The sharp rise in interest rates that started in 2022 sent commercial property into a sharp downturn, particularly for office properties also battling uncertain corporate demand after the pandemic.
European property prices have fallen by an average of 23 per cent since the peak, with office values falling 38 per cent, according to real estate analysts Green Street. Dealmaking fell about 45 per cent before starting to recover last year, led by hotel and apartment deals, according to index provider MSCI.
The market has shown signs of recovery.

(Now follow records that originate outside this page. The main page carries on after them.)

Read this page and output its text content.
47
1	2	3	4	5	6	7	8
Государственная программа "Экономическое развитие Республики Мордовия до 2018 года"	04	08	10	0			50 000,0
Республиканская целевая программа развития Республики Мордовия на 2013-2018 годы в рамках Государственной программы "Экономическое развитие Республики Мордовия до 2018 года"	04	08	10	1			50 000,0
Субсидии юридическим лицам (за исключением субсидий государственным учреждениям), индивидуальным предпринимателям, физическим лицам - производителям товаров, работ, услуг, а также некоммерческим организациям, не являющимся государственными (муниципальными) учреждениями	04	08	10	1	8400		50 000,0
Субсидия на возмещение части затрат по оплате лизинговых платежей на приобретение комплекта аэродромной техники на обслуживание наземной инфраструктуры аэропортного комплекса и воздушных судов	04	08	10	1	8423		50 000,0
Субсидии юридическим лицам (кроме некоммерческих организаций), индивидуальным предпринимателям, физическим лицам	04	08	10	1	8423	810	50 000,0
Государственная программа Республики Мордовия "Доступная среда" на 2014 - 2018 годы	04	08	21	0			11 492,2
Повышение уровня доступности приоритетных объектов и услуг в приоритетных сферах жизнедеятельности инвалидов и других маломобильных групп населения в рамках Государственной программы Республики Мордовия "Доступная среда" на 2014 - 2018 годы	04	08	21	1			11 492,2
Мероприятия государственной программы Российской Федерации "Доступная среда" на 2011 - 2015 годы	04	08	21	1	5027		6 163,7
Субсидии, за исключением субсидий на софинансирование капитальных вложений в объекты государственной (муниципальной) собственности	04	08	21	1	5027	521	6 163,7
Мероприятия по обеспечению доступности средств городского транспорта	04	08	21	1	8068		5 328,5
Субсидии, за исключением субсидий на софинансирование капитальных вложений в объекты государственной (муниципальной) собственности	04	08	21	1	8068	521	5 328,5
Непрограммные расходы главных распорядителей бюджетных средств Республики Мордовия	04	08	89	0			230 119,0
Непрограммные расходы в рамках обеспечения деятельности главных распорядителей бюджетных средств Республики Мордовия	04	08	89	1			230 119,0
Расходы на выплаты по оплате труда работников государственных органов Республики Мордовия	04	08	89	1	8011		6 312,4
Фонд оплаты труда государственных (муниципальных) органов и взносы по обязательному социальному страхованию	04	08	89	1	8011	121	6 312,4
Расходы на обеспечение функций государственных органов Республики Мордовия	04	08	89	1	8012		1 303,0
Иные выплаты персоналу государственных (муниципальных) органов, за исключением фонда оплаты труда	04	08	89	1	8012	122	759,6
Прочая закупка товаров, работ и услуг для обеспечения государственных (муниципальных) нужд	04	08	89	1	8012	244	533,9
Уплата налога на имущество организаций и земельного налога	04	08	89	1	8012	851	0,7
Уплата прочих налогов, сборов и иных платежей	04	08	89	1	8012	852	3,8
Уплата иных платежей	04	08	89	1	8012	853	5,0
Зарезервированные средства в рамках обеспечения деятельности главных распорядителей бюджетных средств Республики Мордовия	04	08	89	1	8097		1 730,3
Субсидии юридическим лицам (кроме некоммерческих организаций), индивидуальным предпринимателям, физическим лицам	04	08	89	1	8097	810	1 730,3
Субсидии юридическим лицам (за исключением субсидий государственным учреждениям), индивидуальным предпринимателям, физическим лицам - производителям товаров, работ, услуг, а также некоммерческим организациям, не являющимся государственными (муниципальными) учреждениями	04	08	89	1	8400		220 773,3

Covent Garden landlord Shaftesbury Capital’s portfolio value increased 4.5 per cent last year to £5bn thanks to rising rents, it reported on Thursday, while London office specialist Derwent saw vacancy fall and property values stabilise by mid-year and rise nearly 2 per cent in the second half.
Allan said there was still strong demand for the best quality offices, supporting high rents, but that the returns for investors were less attractive because of the higher costs of construction and of keeping tenants.
The company’s offices are 98 per cent occupied, it said in November.
Scarcely any big London office buildings have changed hands in more than two years. Landsec is counting on the market reopening in order to pull off its plan to reallocate resources to housing.
Landsec wants to devote resources to its three large residential projects located in Lewisham, Manchester and north London. Each has potential to build thousands of homes alongside retail and other uses on land previously developed for other uses, such as outdated shopping centres and car parks.
The company could also look to buy existing blocks of flats to quickly achieve economies of scale. It currently owns only a few hundred homes.
Allan has also taken a big bet on shopping centres after a brutal run for physical retail, which saw property values decimated by the rise of ecommerce. He said he was looking for more deals to buy up the country’s top 30 or so retail destinations, following the £490mn acquisition of majority control of Liverpool One.